Monday, March 18, 2019
Postcolonial Theory and Late Capitalist Criticism Aplied to The Night of the Living Dead Trilogy :: Movie Film Essays
Postcolonial Theory and Late Capitalist Criticism Aplied to The Night of the animation Dead TrilogyTurn and Turn ab let on in these shadows from whence a new dawn entrust break, it is you who are the zombies.* Jean-Paul Sartre, Preface to The Wretched of the primer* It is fitting that Sartre uses the zombie as a metaphor for both the colonise and colonizer. He states in the preface to Frantz Fanons The Wretched of the Earth that European colonizers had relegated inherings living in colonial states to the role of zombie. The colonizers power structure has rendered the natives as a mute subaltern, suitable for slave labor and exploitation. But he goes further to say the natives rebellion will render the colonizers as zombies the native will no longer see their dominators as human beings, and they will assign the Europeans to the role of subordinate, dehumanizing and incommunicable. All of this is fitting because the colonizer, whatever his national origin, has espouse a stance t oward natives that follows the Hatian tradition The zombie is a human who has been killed and ressurected as slave labor, a much more docile and controllable tool of burden.It also makes sense that Hollywood adopted the metaphor.

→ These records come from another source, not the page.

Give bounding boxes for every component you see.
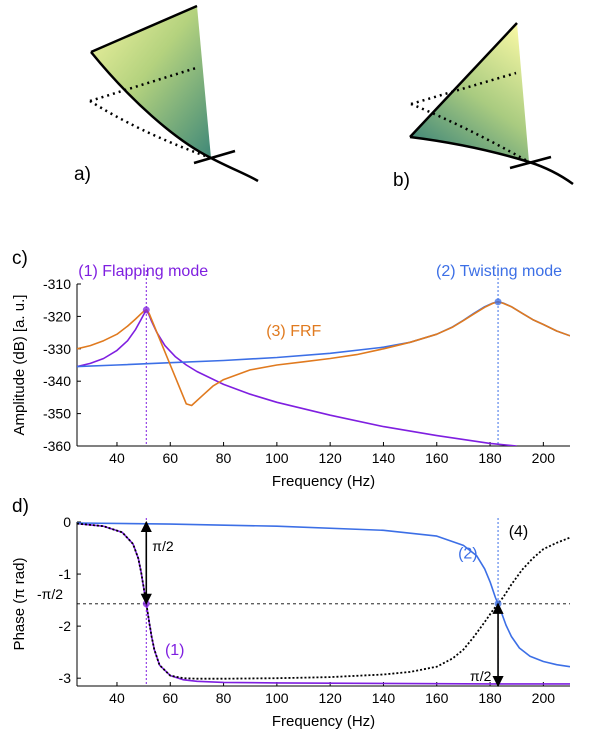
peak-marker-2 [494,298,502,306]
wing-b-leading-edge [409,22,518,138]
x-tick-label: 200 [532,450,556,466]
peak-marker-1 [142,306,150,314]
y-tick-label: -3 [59,670,72,686]
x-tick-label: 160 [425,690,449,706]
wing-b-trailing-edge [409,135,574,186]
y-tick-label: -2 [59,618,72,634]
x-tick-label: 100 [265,450,289,466]
wing-b-hinge [509,155,552,170]
y-tick-label: -340 [43,373,71,389]
phase-chart: d) 40 60 80 100 120 140 160 180 200 0 -1 -2 -3 Freque… [11,496,570,730]
mode-label-2: (2) Twisting mode [436,263,562,280]
x-tick-label: 180 [478,450,502,466]
x-tick-label: 160 [425,450,449,466]
y-tick-label: -350 [43,406,71,422]
series-line-2 [77,522,570,668]
x-tick-label: 200 [532,690,556,706]
x-tick-label: 140 [372,690,396,706]
wing-b-surface [410,23,529,162]
half-pi-arrow-label-2: π/2 [470,668,492,684]
x-tick-label: 40 [109,690,125,706]
amplitude-chart: c) 40 60 80 100 120 140 160 180 200 -310 -320 -330 -… [11,248,570,490]
panel-label-c: c) [12,248,28,269]
x-tick-label: 120 [318,450,342,466]
wing-a-hinge [193,149,236,165]
y-tick-label: -360 [43,438,71,454]
y-tick-label: -320 [43,308,71,324]
curve-label-3: (4) [509,524,529,541]
y-axis-label: Amplitude (dB) [a. u.] [11,295,28,436]
x-axis-label: Frequency (Hz) [272,713,375,730]
y-tick-label: 0 [63,514,71,530]
wing-a-rest-leading-edge [89,66,197,103]
x-tick-label: 80 [216,690,232,706]
curve-label-1: (3) FRF [266,323,321,340]
y-axis-label: Phase (π rad) [11,558,28,651]
half-pi-arrow-label-1: π/2 [152,538,174,554]
wing-diagram-a: a) [74,4,259,185]
x-tick-label: 60 [162,450,178,466]
y-tick-label: -1 [59,566,72,582]
y-tick-label: -310 [43,276,71,292]
panel-label-d: d) [12,496,29,517]
y-tick-label: -330 [43,341,71,357]
x-tick-label: 180 [478,690,502,706]
mode-label-1: (1) Flapping mode [78,263,208,280]
curve-label-1: (1) [165,642,185,659]
panel-label-a: a) [74,164,91,185]
x-tick-label: 100 [265,690,289,706]
reference-line-label: -π/2 [37,586,63,602]
x-tick-label: 140 [372,450,396,466]
x-tick-label: 120 [318,690,342,706]
wing-b-rest-leading-edge [410,71,517,106]
wing-a-leading-edge [90,4,198,54]
x-axis-label: Frequency (Hz) [272,473,375,490]
series-line-1 [77,309,517,446]
panel-label-b: b) [393,170,410,191]
wing-a-trailing-edge [90,51,259,183]
series-line-2 [77,301,570,368]
curve-label-2: (2) [458,545,478,562]
x-tick-label: 60 [162,690,178,706]
x-tick-label: 40 [109,450,125,466]
wing-diagram-b: b) [393,22,574,191]
wing-a-rest-trailing-edge [89,99,212,160]
x-tick-label: 80 [216,450,232,466]
wing-a-surface [91,6,211,158]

Throughout the 1930s and 40s films similar White Zombie, Revolt of the Zombies, King of the Zombies, Revenge of the Zombies, Zombies on Broadway, and Voodoo manhood reinforced the traditional view of zombies as ultimate Other. These zombies are without burnish or free will, controlled by a mystical villain, often vie by Bela Lugosi, who runs a sugar plantation or some some other such exploitive business. These films are tales of the oppressor, bringing to light the hardships and uncertainty go about by colonizing forces. It is possible for the zombie slaves to revolt, further for the most part these films warn of the perils embedded in shoddy colonial governing.In 1968, George A. Romero set out to rework the zombie archetype. He created the flesh e ating zombie, a whale born not out of religious or mystical effort, but created by the faults and flaws of the society. With his first film, Night of the Living Dead (1968), he began a trilogy that would deal with the ills of our contemporary American society. Influenced by the turbulent 1960s, events such as Vietnam, the civil rights movement, and rampant consumer culture, Night lays the groundwork for a series of heathen critiques.